Bouncing is what makes playing with a ball so much fun. But what makes a ball bounce? If you were to see a ball drop to the ground in slow motion, you would see its shape change dramatically. When it hits the ground, the bottom of the ball becomes flat against the floor. Then when it bounces up, it returns to its original shape. The changes in shape are due to a balance of forces and energy:

"When you drop a ball, gravity pulls it toward the floor. The ball gains energy of motion, known as kinetic energy. When the ball hits the floor and stops, that energy has to go somewhere. The energy goes into deforming the ball-- from its original round shape to a squashed shape. When the ball deforms, its molecules are stretched apart in some places and squeezed together in others. As they are pushed about, the molecules in the ball collide with and rub across each other." (Doherty, 1991)

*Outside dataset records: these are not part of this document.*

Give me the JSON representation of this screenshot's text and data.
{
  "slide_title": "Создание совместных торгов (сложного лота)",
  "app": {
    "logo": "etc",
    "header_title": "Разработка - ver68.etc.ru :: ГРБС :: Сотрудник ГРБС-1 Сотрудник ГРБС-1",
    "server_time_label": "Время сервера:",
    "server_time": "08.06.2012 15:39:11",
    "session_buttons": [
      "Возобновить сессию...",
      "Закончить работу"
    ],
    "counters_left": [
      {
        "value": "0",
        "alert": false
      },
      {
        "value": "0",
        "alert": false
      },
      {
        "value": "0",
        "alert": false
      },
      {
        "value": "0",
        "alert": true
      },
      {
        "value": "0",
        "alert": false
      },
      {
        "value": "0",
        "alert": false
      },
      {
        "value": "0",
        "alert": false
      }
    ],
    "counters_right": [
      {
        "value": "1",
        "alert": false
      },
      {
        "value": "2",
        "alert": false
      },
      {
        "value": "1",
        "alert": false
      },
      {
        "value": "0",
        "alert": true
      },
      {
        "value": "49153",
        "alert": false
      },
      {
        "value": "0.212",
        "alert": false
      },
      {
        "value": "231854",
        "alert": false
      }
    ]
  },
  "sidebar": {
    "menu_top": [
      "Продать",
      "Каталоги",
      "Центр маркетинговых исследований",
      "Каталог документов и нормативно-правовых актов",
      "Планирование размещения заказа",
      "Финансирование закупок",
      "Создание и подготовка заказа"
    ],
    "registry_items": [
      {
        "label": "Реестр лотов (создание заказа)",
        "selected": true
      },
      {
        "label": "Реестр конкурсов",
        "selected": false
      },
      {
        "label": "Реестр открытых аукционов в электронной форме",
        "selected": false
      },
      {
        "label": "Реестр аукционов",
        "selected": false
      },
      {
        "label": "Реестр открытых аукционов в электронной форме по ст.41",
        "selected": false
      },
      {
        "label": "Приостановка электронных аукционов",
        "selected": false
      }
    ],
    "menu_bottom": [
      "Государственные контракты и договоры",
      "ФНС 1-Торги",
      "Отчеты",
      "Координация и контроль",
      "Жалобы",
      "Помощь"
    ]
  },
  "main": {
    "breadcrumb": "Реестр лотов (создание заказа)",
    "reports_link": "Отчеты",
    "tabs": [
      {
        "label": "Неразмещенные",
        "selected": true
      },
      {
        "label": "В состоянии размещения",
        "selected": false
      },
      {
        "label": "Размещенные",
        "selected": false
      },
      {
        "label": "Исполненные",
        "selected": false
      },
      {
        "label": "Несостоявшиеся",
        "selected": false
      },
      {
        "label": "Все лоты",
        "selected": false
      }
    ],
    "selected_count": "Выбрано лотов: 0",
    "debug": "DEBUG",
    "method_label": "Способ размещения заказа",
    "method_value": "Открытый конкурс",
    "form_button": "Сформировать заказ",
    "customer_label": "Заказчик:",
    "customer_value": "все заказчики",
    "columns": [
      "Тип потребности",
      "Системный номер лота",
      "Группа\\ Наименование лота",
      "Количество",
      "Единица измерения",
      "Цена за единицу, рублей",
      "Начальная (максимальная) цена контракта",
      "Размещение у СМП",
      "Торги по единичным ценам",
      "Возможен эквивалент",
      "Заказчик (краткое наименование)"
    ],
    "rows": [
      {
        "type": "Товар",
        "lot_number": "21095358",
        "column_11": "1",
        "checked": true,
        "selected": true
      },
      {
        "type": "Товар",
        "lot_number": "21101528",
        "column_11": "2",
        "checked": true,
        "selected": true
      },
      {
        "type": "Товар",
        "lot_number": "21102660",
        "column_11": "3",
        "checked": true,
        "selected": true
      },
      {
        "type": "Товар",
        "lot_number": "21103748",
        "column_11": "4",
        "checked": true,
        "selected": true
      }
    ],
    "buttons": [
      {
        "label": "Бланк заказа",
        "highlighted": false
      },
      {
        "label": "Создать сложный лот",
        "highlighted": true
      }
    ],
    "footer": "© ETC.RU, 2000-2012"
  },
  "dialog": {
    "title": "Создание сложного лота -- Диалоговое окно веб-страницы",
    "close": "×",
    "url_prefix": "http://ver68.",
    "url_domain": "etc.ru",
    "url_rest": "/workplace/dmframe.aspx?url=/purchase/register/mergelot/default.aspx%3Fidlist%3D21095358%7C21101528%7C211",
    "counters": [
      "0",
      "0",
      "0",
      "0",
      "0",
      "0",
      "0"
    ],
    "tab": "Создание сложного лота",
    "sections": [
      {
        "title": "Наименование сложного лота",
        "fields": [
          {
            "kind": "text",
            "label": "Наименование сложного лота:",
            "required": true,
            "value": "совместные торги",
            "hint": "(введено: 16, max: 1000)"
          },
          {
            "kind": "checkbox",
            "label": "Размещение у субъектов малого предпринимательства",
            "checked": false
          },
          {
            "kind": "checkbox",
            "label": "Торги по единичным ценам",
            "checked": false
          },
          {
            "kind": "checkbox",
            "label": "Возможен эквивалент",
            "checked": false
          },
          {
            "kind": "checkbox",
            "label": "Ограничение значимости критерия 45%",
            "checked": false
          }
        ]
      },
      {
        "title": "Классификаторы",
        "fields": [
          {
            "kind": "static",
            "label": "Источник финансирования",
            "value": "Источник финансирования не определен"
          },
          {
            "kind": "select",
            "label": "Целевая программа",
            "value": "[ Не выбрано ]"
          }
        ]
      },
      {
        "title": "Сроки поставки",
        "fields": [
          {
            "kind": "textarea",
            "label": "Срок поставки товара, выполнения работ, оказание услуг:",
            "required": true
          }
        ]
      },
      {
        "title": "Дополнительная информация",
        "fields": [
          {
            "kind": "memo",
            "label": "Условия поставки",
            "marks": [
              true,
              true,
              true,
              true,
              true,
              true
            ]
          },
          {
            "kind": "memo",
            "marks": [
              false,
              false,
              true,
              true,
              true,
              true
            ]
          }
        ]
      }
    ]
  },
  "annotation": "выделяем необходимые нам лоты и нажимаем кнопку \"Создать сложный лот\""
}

In this experiment you will use a ball filled with air. When it is dropped, the air molecules will squish together and then spring apart. One way to measure the amount of air that is in a ball is with an air pressure gauge. You will use an air pump, a basketball, and an air pressure gauge to test if changing the air pressure will change the bounciness of the ball.

Terms and Concepts

  • air pressure
  • forces
  • energy
  • motion
  • gravity

Questions

  • How high will a ball bounce?
  • Will the air pressure change the bounciness of a ball?
  • How can you measure the height a ball bounces?

Bibliography

  • Doherty, P., 1991. "That's The Way The Ball Bounces," The Exploratorium Museum, San Francisco, CA. [accessed August 4, 2006]
    http://www.exploratorium.edu/sports/ball_bounces/index.html
  • Here is another activity that tests temperature and bounce using golf balls and baseballs:
    Exploratorium Staff, 1998. "Science Activity: Bouncing Balls," The Exploratorium Museum, San Francisco, CA. [accessed August 4, 2006]
    http://www.exploratorium.edu/baseball/bouncing_balls.html
  • There are many other great ball projects in this fun book:
    Goodstein, M., 1999. Sports Science Projects: The Physics of Balls in Motion. Berkeley Heights, NJ: Enslow Publishers.